Como consecuencia se genera un problema estructural de espalda que puede llegar a afectar a la respiración en casos extremos. ¿Y qué pasa si no respiras bien? Según Wallace, aumenta los niveles de ansiedad y les hace susceptible de sufrir otras enfermedades como el asma.

La gente con problemas de espalda termina evitando las actividades que les resultan dolorosas en la medida de lo posible, como puede ser doblarse, retorcerse o levantar peso. No es casual: las complejas conexiones nerviosas provocan que ciertos músculos duelan al producir algunos movimientos.

¿Te sientes identificado con esta imagen? Colegio Erasto

El Dr. Christian Kang, otro quiropráctico, alerta no solo sobre los efectos, sino también sobre lo común de este trastorno:

Ahora los jóvenes de 20 años tienen una columna vertebral con una salud propia de alguien de 30 o 40 años, es una epidemia.

Pero lo peor de todo es que este sector de la población lo niega porque simplemente les parece increíble que su amado móvil les cause tantos males. Es fundamental conocer cuáles son tus malos hábitos para poder cambiarnos y a menudo muchas de esas personas tienen dolor pero no saben cuál es su origen.

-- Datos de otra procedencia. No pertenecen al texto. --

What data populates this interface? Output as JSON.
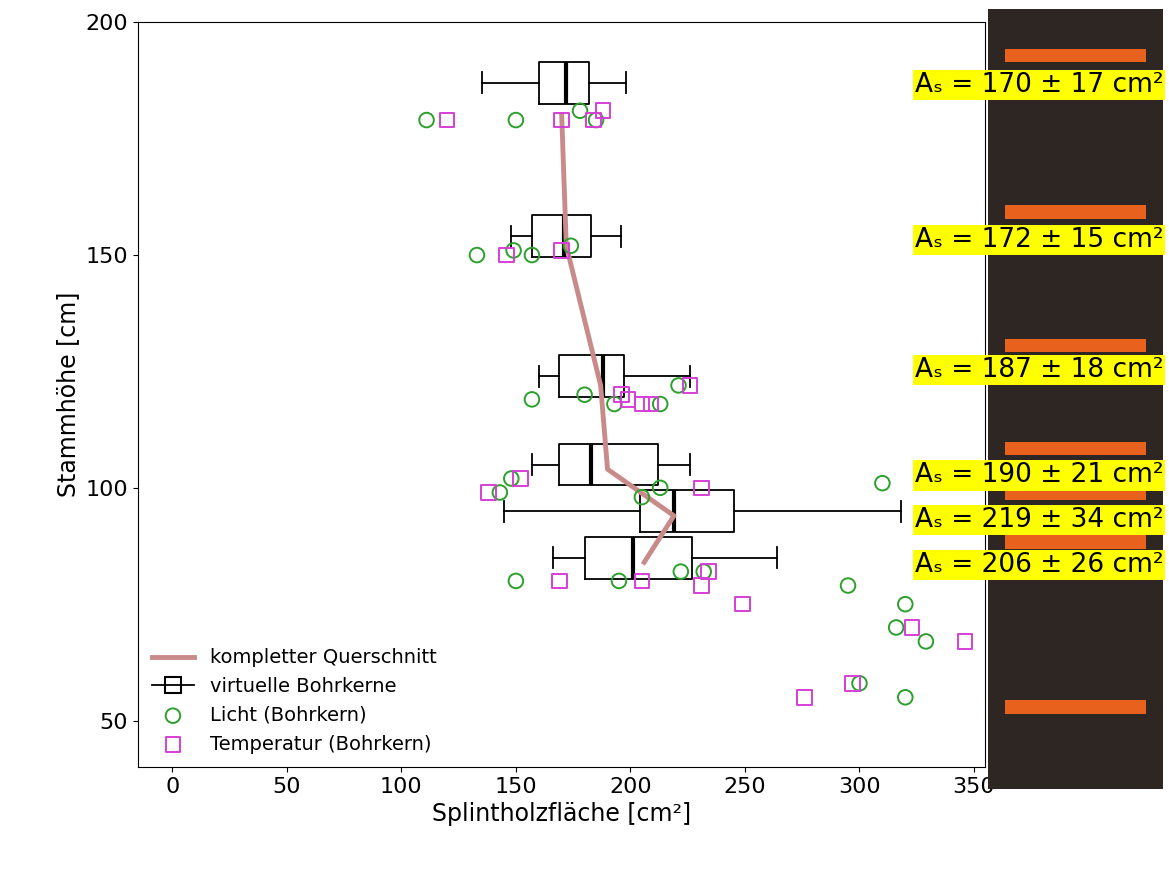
{
  "chart_data": {
    "type": "boxplot",
    "xlabel": "Splintholzfläche [cm²]",
    "ylabel": "Stammhöhe [cm]",
    "xlim": [
      -15,
      355
    ],
    "xticks": [
      0,
      50,
      100,
      150,
      200,
      250,
      300,
      350
    ],
    "ylim": [
      40,
      200
    ],
    "yticks": [
      50,
      100,
      150,
      200
    ],
    "legend": "lower left",
    "series": [
      {
        "name": "kompletter Querschnitt",
        "type": "line",
        "color": "#c98a8a",
        "x": [
          170,
          172,
          187,
          190,
          219,
          206
        ],
        "y": [
          180,
          152,
          122,
          104,
          94,
          84
        ],
        "value_labels": [
          "Aₛ = 170 ± 17 cm²",
          "Aₛ = 172 ± 15 cm²",
          "Aₛ = 187 ± 18 cm²",
          "Aₛ = 190 ± 21 cm²",
          "Aₛ = 219 ± 34 cm²",
          "Aₛ = 206 ± 26 cm²"
        ]
      },
      {
        "name": "virtuelle Bohrkerne",
        "type": "box",
        "color": "#000000",
        "y": [
          187,
          154,
          124,
          105,
          95,
          85
        ],
        "whislo": [
          135,
          148,
          160,
          157,
          145,
          166
        ],
        "q1": [
          160,
          157,
          169,
          169,
          204,
          180
        ],
        "med": [
          172,
          171,
          188,
          183,
          219,
          201
        ],
        "q3": [
          182,
          183,
          197,
          212,
          245,
          227
        ],
        "whishi": [
          198,
          196,
          226,
          226,
          318,
          264
        ]
      },
      {
        "name": "Licht (Bohrkern)",
        "type": "scatter",
        "marker": "circle",
        "color": "#2ca02c",
        "x": [
          111,
          150,
          178,
          185,
          133,
          149,
          157,
          174,
          157,
          180,
          193,
          213,
          221,
          148,
          143,
          205,
          213,
          310,
          150,
          195,
          222,
          232,
          295,
          320,
          316,
          329,
          300,
          320
        ],
        "y": [
          179,
          179,
          181,
          179,
          150,
          151,
          150,
          152,
          119,
          120,
          118,
          118,
          122,
          102,
          99,
          98,
          100,
          101,
          80,
          80,
          82,
          82,
          79,
          75,
          70,
          67,
          58,
          55
        ]
      },
      {
        "name": "Temperatur (Bohrkern)",
        "type": "scatter",
        "marker": "square",
        "color": "#d63fd6",
        "x": [
          120,
          170,
          188,
          184,
          146,
          170,
          196,
          199,
          205,
          209,
          226,
          138,
          152,
          231,
          169,
          205,
          231,
          234,
          249,
          323,
          346,
          297,
          276
        ],
        "y": [
          179,
          179,
          181,
          179,
          150,
          151,
          120,
          119,
          118,
          118,
          122,
          99,
          102,
          100,
          80,
          80,
          79,
          82,
          75,
          70,
          67,
          58,
          55
        ]
      }
    ]
  }
}
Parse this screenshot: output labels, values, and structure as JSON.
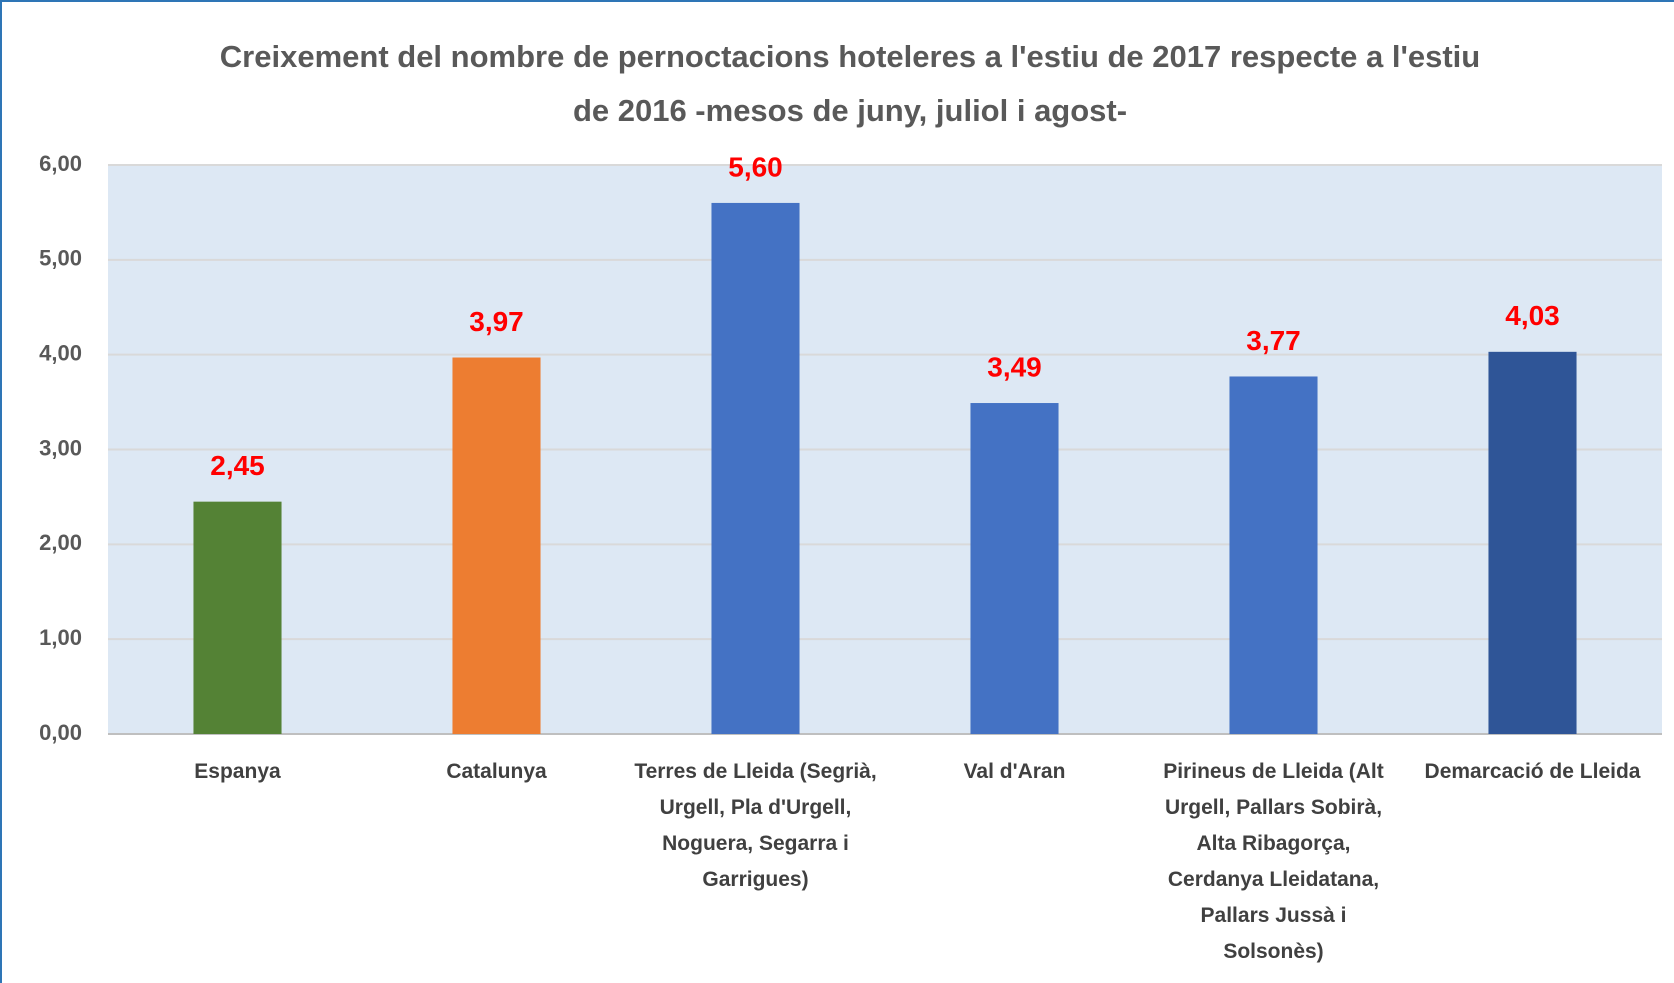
{
  "chart_data": {
    "type": "bar",
    "title": "Creixement del nombre de pernoctacions hoteleres a l'estiu de 2017 respecte a l'estiu de 2016 -mesos de juny, juliol i agost-",
    "categories": [
      "Espanya",
      "Catalunya",
      "Terres de Lleida (Segrià, Urgell, Pla d'Urgell, Noguera, Segarra i Garrigues)",
      "Val d'Aran",
      "Pirineus de Lleida (Alt Urgell, Pallars Sobirà, Alta Ribagorça, Cerdanya Lleidatana, Pallars Jussà i Solsonès)",
      "Demarcació de Lleida"
    ],
    "values": [
      2.45,
      3.97,
      5.6,
      3.49,
      3.77,
      4.03
    ],
    "value_labels": [
      "2,45",
      "3,97",
      "5,60",
      "3,49",
      "3,77",
      "4,03"
    ],
    "colors": [
      "#548235",
      "#ed7d31",
      "#4472c4",
      "#4472c4",
      "#4472c4",
      "#2f5597"
    ],
    "ylim": [
      0,
      6
    ],
    "yticks": [
      {
        "value": 0,
        "label": "0,00"
      },
      {
        "value": 1,
        "label": "1,00"
      },
      {
        "value": 2,
        "label": "2,00"
      },
      {
        "value": 3,
        "label": "3,00"
      },
      {
        "value": 4,
        "label": "4,00"
      },
      {
        "value": 5,
        "label": "5,00"
      },
      {
        "value": 6,
        "label": "6,00"
      }
    ],
    "grid": true
  }
}
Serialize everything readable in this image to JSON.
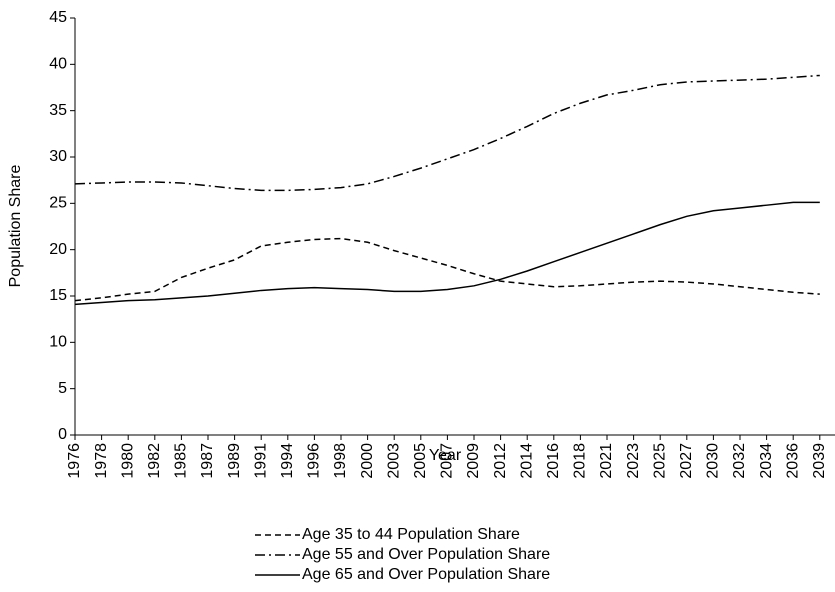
{
  "chart_data": {
    "type": "line",
    "x_label": "Year",
    "y_label": "Population Share",
    "categories": [
      "1976",
      "1978",
      "1980",
      "1982",
      "1985",
      "1987",
      "1989",
      "1991",
      "1994",
      "1996",
      "1998",
      "2000",
      "2003",
      "2005",
      "2007",
      "2009",
      "2012",
      "2014",
      "2016",
      "2018",
      "2021",
      "2023",
      "2025",
      "2027",
      "2030",
      "2032",
      "2034",
      "2036",
      "2039"
    ],
    "series": [
      {
        "name": "Age 35 to 44 Population Share",
        "color": "#000000",
        "dash": "dashed",
        "values": [
          14.5,
          14.8,
          15.2,
          15.5,
          17.0,
          18.0,
          18.9,
          20.4,
          20.8,
          21.1,
          21.2,
          20.8,
          19.9,
          19.1,
          18.3,
          17.4,
          16.6,
          16.3,
          16.0,
          16.1,
          16.3,
          16.5,
          16.6,
          16.5,
          16.3,
          16.0,
          15.7,
          15.4,
          15.2
        ]
      },
      {
        "name": "Age 55 and Over Population Share",
        "color": "#000000",
        "dash": "dashdot",
        "values": [
          27.1,
          27.2,
          27.3,
          27.3,
          27.2,
          26.9,
          26.6,
          26.4,
          26.4,
          26.5,
          26.7,
          27.1,
          27.9,
          28.8,
          29.8,
          30.8,
          32.0,
          33.3,
          34.7,
          35.8,
          36.7,
          37.2,
          37.8,
          38.1,
          38.2,
          38.3,
          38.4,
          38.6,
          38.8
        ]
      },
      {
        "name": "Age 65 and Over Population Share",
        "color": "#000000",
        "dash": "solid",
        "values": [
          14.1,
          14.3,
          14.5,
          14.6,
          14.8,
          15.0,
          15.3,
          15.6,
          15.8,
          15.9,
          15.8,
          15.7,
          15.5,
          15.5,
          15.7,
          16.1,
          16.8,
          17.7,
          18.7,
          19.7,
          20.7,
          21.7,
          22.7,
          23.6,
          24.2,
          24.5,
          24.8,
          25.1,
          25.1
        ]
      }
    ],
    "ylim": [
      0,
      45
    ],
    "yticks": [
      0,
      5,
      10,
      15,
      20,
      25,
      30,
      35,
      40,
      45
    ],
    "grid": false
  }
}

Si a este nefasto hábito le añadimos que cada vez somos más sedentarios, tenemos la receta para el desastre. Sin ejercicio regular y repitiendo la postura del móvil, los músculos de nuestra espalda pueden empezar a deteriorarse y las fibras musculares, ligamentos y tendones pueden acortarse. ¿Cómo lo notas? Porque estás más rígido.

Así que ya sabes, si aprecias la elegante postura de tu espalda, suelta el móvil, estira un poco y comienza a hacer esos más de 10.000 pasos que necesitas cada día.